What are the Junior Olympics?
The Junior Olympics are an annual event held by the United States Amateur Athletic Union (AAU). Unlike the Olympics, the junior version is open to US competitors only and held in American cities. Since 1967, the competition has given young athletes a chance to perform on a national stage, against the best competitors in the country.
The first Junior Olympics was held in 1967 in Washington, DC. Created nearly two decades prior, the AAU had originally worked to create head-to-head national matches for track and field athletes. With the help of corporate sponsorship, the nationwide competition quickly expanded to include sports outside the track and field discipline, including swimming, gymnastics and other major sporting events. By 2011, the competition will boast tournaments in 24 different sports, and has increased participation from 523 athletes in 1967 to 13,167 competitors in 2007.
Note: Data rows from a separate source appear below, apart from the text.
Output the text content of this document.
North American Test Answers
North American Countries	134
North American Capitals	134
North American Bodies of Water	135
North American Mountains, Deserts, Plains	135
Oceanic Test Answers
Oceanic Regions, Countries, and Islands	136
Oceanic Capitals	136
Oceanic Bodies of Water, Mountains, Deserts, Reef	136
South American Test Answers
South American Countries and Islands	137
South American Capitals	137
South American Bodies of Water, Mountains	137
The Junior Olympics incorporates sports that are important to and popular with youth, including several dance divisions such as cheerleading, clogging and drill. In addition to standard youth sports such as swimming, beach volleyball and martial arts, the competition also includes unusual categories such as jump rope and baton twirling. Meant to appeal to a broad spectrum of young people, the Junior Olympics breaks down many competitions by age range, with some competitors as young as 5 or as old as 22 allowed in certain disciplines.
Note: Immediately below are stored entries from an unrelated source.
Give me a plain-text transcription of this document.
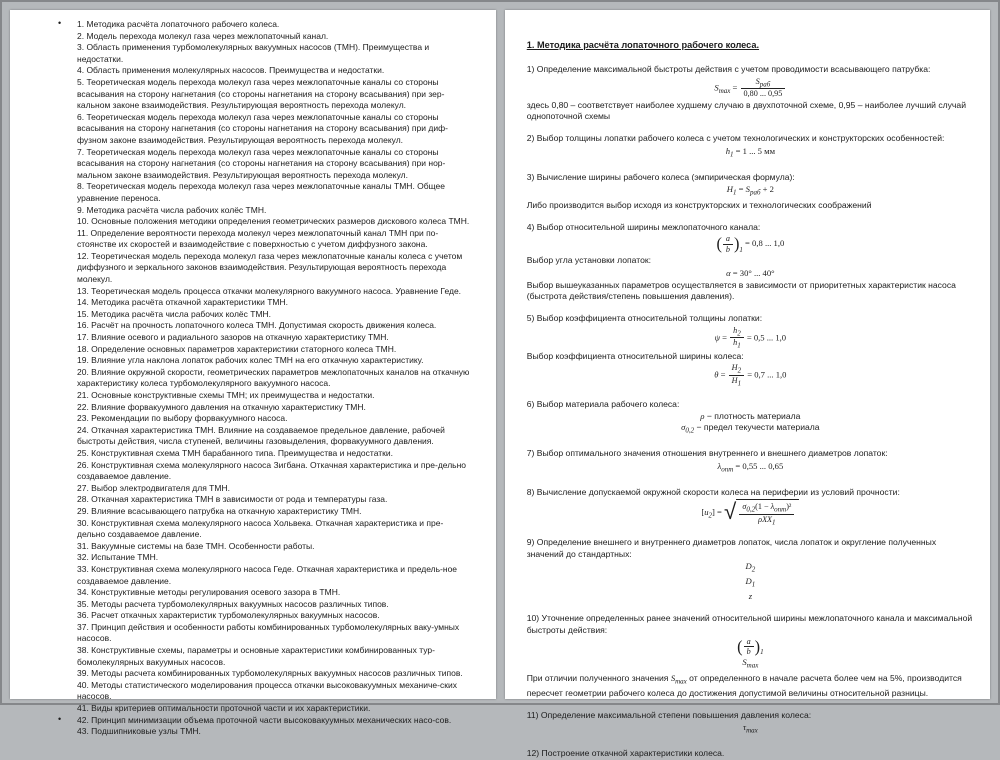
• 1. Методика расчёта лопаточного рабочего колеса.
2. Модель перехода молекул газа через межлопаточный канал.
3. Область применения турбомолекулярных вакуумных насосов (ТМН). Преимущества и недостатки.
4. Область применения молекулярных насосов. Преимущества и недостатки.
5. Теоретическая модель перехода молекул газа через межлопаточные каналы со стороны всасывания на сторону нагнетания (со стороны нагнетания на сторону всасывания) при зер-кальном законе взаимодействия. Результирующая вероятность перехода молекул.
6. Теоретическая модель перехода молекул газа через межлопаточные каналы со стороны всасывания на сторону нагнетания (со стороны нагнетания на сторону всасывания) при диф-фузном законе взаимодействия. Результирующая вероятность перехода молекул.
7. Теоретическая модель перехода молекул газа через межлопаточные каналы со стороны всасывания на сторону нагнетания (со стороны нагнетания на сторону всасывания) при нор-мальном законе взаимодействия. Результирующая вероятность перехода молекул.
8. Теоретическая модель перехода молекул газа через межлопаточные каналы ТМН. Общее уравнение переноса.
9. Методика расчёта числа рабочих колёс ТМН.
10. Основные положения методики определения геометрических размеров дискового колеса ТМН.
11. Определение вероятности перехода молекул через межлопаточный канал ТМН при по-стоянстве их скоростей и взаимодействие с поверхностью с учетом диффузного закона.
12. Теоретическая модель перехода молекул газа через межлопаточные каналы колеса с учетом диффузного и зеркального законов взаимодействия. Результирующая вероятность перехода молекул.
13. Теоретическая модель процесса откачки молекулярного вакуумного насоса. Уравнение Геде.
14. Методика расчёта откачной характеристики ТМН.
15. Методика расчёта числа рабочих колёс ТМН.
16. Расчёт на прочность лопаточного колеса ТМН. Допустимая скорость движения колеса.
17. Влияние осевого и радиального зазоров на откачную характеристику ТМН.
18. Определение основных параметров характеристики статорного колеса ТМН.
19. Влияние угла наклона лопаток рабочих колес ТМН на его откачную характеристику.
20. Влияние окружной скорости, геометрических параметров межлопаточных каналов на откачную характеристику колеса турбомолекулярного вакуумного насоса.
21. Основные конструктивные схемы ТМН; их преимущества и недостатки.
22. Влияние форвакуумного давления на откачную характеристику ТМН.
23. Рекомендации по выбору форвакуумного насоса.
24. Откачная характеристика ТМН. Влияние на создаваемое предельное давление, рабочей быстроты действия, числа ступеней, величины газовыделения, форвакуумного давления.
25. Конструктивная схема ТМН барабанного типа. Преимущества и недостатки.
26. Конструктивная схема молекулярного насоса Зигбана. Откачная характеристика и пре-дельно создаваемое давление.
27. Выбор электродвигателя для ТМН.
28. Откачная характеристика ТМН в зависимости от рода и температуры газа.
29. Влияние всасывающего патрубка на откачную характеристику ТМН.
30. Конструктивная схема молекулярного насоса Хольвека. Откачная характеристика и пре-дельно создаваемое давление.
31. Вакуумные системы на базе ТМН. Особенности работы.
32. Испытание ТМН.
33. Конструктивная схема молекулярного насоса Геде. Откачная характеристика и предель-ное создаваемое давление.
34. Конструктивные методы регулирования осевого зазора в ТМН.
35. Методы расчета турбомолекулярных вакуумных насосов различных типов.
36. Расчет откачных характеристик турбомолекулярных вакуумных насосов.
37. Принцип действия и особенности работы комбинированных турбомолекулярных ваку-умных насосов.
38. Конструктивные схемы, параметры и основные характеристики комбинированных тур-бомолекулярных вакуумных насосов.
39. Методы расчета комбинированных турбомолекулярных вакуумных насосов различных типов.
40. Методы статистического моделирования процесса откачки высоковакуумных механиче-ских насосов.
41. Виды критериев оптимальности проточной части и их характеристики.
• 42. Принцип минимизации объема проточной части высоковакуумных механических насо-сов.
43. Подшипниковые узлы ТМН.
1. Методика расчёта лопаточного рабочего колеса.
1) Определение максимальной быстроты действия с учетом проводимости всасывающего патрубка:
$S_{max} = \frac{S_{раб}}{0,80 ... 0,95}$
здесь 0,80 – соответствует наиболее худшему случаю в двухпоточной схеме, 0,95 – наиболее лучший случай однопоточной схемы
2) Выбор толщины лопатки рабочего колеса с учетом технологических и конструкторских особенностей:
$h_1 = 1$ ... 5 мм
3) Вычисление ширины рабочего колеса (эмпирическая формула):
$H_1 = S_{раб} + 2$
Либо производится выбор исходя из конструкторских и технологических соображений
4) Выбор относительной ширины межлопаточного канала:
( $\frac{a}{b}$ ) 1
= 0,8 ... 1,0
Выбор угла установки лопаток:
α = 30° ... 40°
Выбор вышеуказанных параметров осуществляется в зависимости от приоритетных характеристик насоса (быстрота действия/степень повышения давления).
5) Выбор коэффициента относительной толщины лопатки:
$\psi = \frac{h_2}{h_1} = 0,5$ ... 1,0
Выбор коэффициента относительной ширины колеса:
$\theta = \frac{H_2}{H_1} = 0,7$ ... 1,0
6) Выбор материала рабочего колеса:
ρ − плотность материала
$\sigma_{0,2}$ − предел текучести материала
7) Выбор оптимального значения отношения внутреннего и внешнего диаметров лопаток:
$\lambda_{опт} = 0,55$ ... 0,65
8) Вычисление допускаемой окружной скорости колеса на периферии из условий прочности:
$[u_2]$ = √ $\frac{\sigma_{0,2}(1 - \lambda_{опт})^2}{\rho XX_1}$
9) Определение внешнего и внутреннего диаметров лопаток, числа лопаток и округление полученных значений до стандартных:
$D_2$
$D_1$
z
10) Уточнение определенных ранее значений относительной ширины межлопаточного канала и максимальной быстроты действия:
( $\frac{a}{b}$ ) 1
$S_{max}$
При отличии полученного значения $S_{max}$ от определенного в начале расчета более чем на 5%, производится пересчет геометрии рабочего колеса до достижения допустимой величины относительной разницы.
11) Определение максимальной степени повышения давления колеса:
$\tau_{max}$
12) Построение откачной характеристики колеса.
The competition has been held in more than 20 American cities since its inception, most frequently returning to Tennessee, the host of 6 games. The strong support of five cities has lead to a rotating location schedule since 2001 that is intended to continue for the foreseeable future. Knoxville, Detroit, Des Moines, New Orleans, and Hampton Roads will rotate the games between them, at least until 2011.
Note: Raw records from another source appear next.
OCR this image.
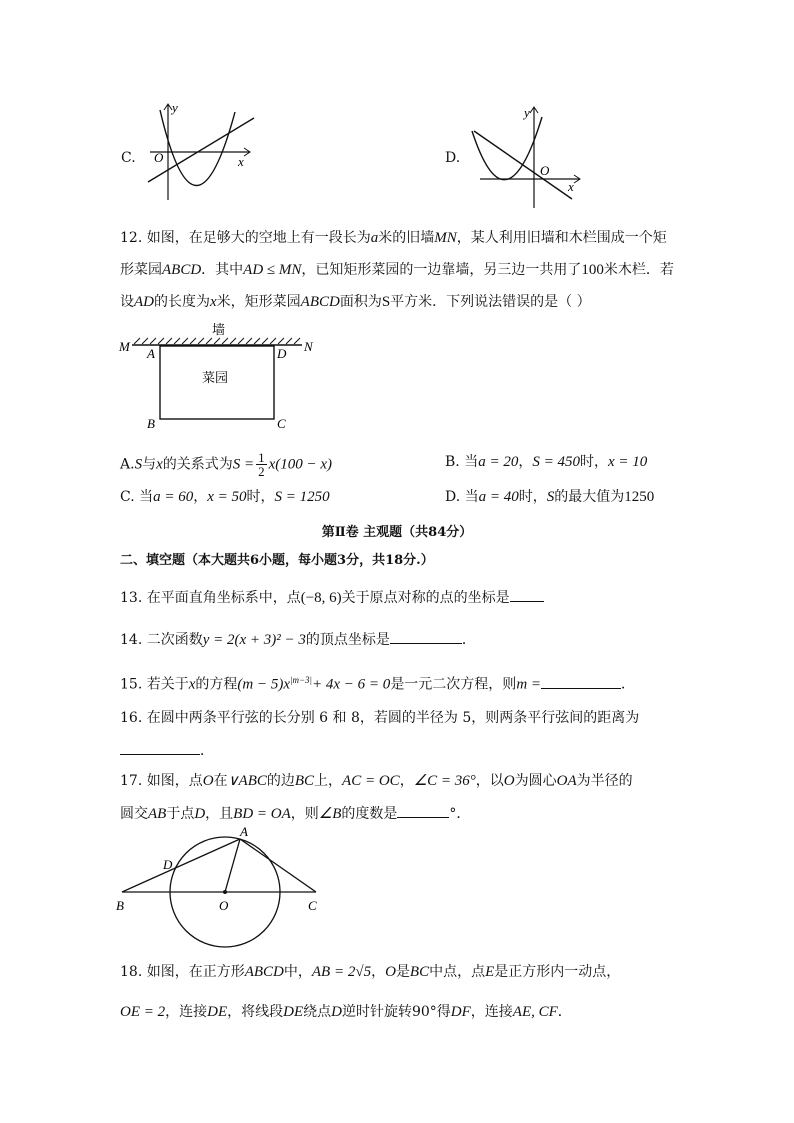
C.
y
x
O	D.
y
x
O
12. 如图，在足够大的空地上有一段长为a米的旧墙MN，某人利用旧墙和木栏围成一个矩
形菜园ABCD．其中AD ≤ MN，已知矩形菜园的一边靠墙，另三边一共用了100米木栏．若
设AD的长度为x米，矩形菜园ABCD面积为S平方米．下列说法错误的是（ ）
墙
M	N
A	D
B	C
菜园
A.S与x的关系式为$S = \frac{1}{2} x(100 - x)$	B. 当a = 20，S = 450时，x = 10
C. 当a = 60，x = 50时，S = 1250	D. 当a = 40时，S的最大值为1250
第Ⅱ卷 主观题（共84分）
二、填空题（本大题共6小题，每小题3分，共18分.）
13. 在平面直角坐标系中，点(−8, 6)关于原点对称的点的坐标是
14. 二次函数y = 2(x + 3)² − 3的顶点坐标是	．
15. 若关于x的方程$(m - 5)x^{|m-3|}+ 4x - 6 = 0$是一元二次方程，则m =	．
16. 在圆中两条平行弦的长分别 6 和 8，若圆的半径为 5，则两条平行弦间的距离为
．
17. 如图，点O在∨ABC的边BC上，AC = OC，∠C = 36°，以O为圆心OA为半径的
圆交AB于点D，且BD = OA，则∠B的度数是	°．
A
B	C
D
O
18. 如图，在正方形ABCD中，AB = 2√5，O是BC中点，点E是正方形内一动点，
OE = 2，连接DE，将线段DE绕点D逆时针旋转90°得DF，连接AE, CF．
Each discipline has specific entry requirements, but many require participation in preliminary events approved by the AAU. Some lower age divisions only require that the athlete be in good standing with the AAU, while others will only accept the top qualifiers in any field. The AAU website, www.aaujrogames.org, is an excellent source of information on participation guidelines and prerequisites.
In a time when obesity and diabetes rates are skyrocketing across the United States, instilling a love of physical activity in children can not be overestimated. The AAU uses the Junior Olympics as a means of promoting physical fitness among youth and teaching the principles of good sportsmanship. This worthy program can be the start of a sports career for any burgeoning young athlete, and may deserve thanks for its work in promoting healthy exercise, friendly competition and welcoming athletes from a wide variety of sports and backgrounds.
If you're in the volleyball junior Olympics, can you get in the big Olympics? If not, how?
I competed on a junior Olympic water polo team when I was a kid. Water polo was huge where I grew up and there were a lot of very competitive teams, even at the juniors level. I got recruited to play on one of the Olympic teams and a number of kids from that team ended up on the water polo team at the real Olympics. I never made it that far, but just being in the junior Olympics was really cool.
My little brother competed in the junior Olympics when he was younger. he was very in to martial arts back then and that was his Olympic event.
He did not win any medals. You would be surprised at the level of the competition. But he got a lot out of competing and when he did the whole family went to cheer him on. It was a vacation for us.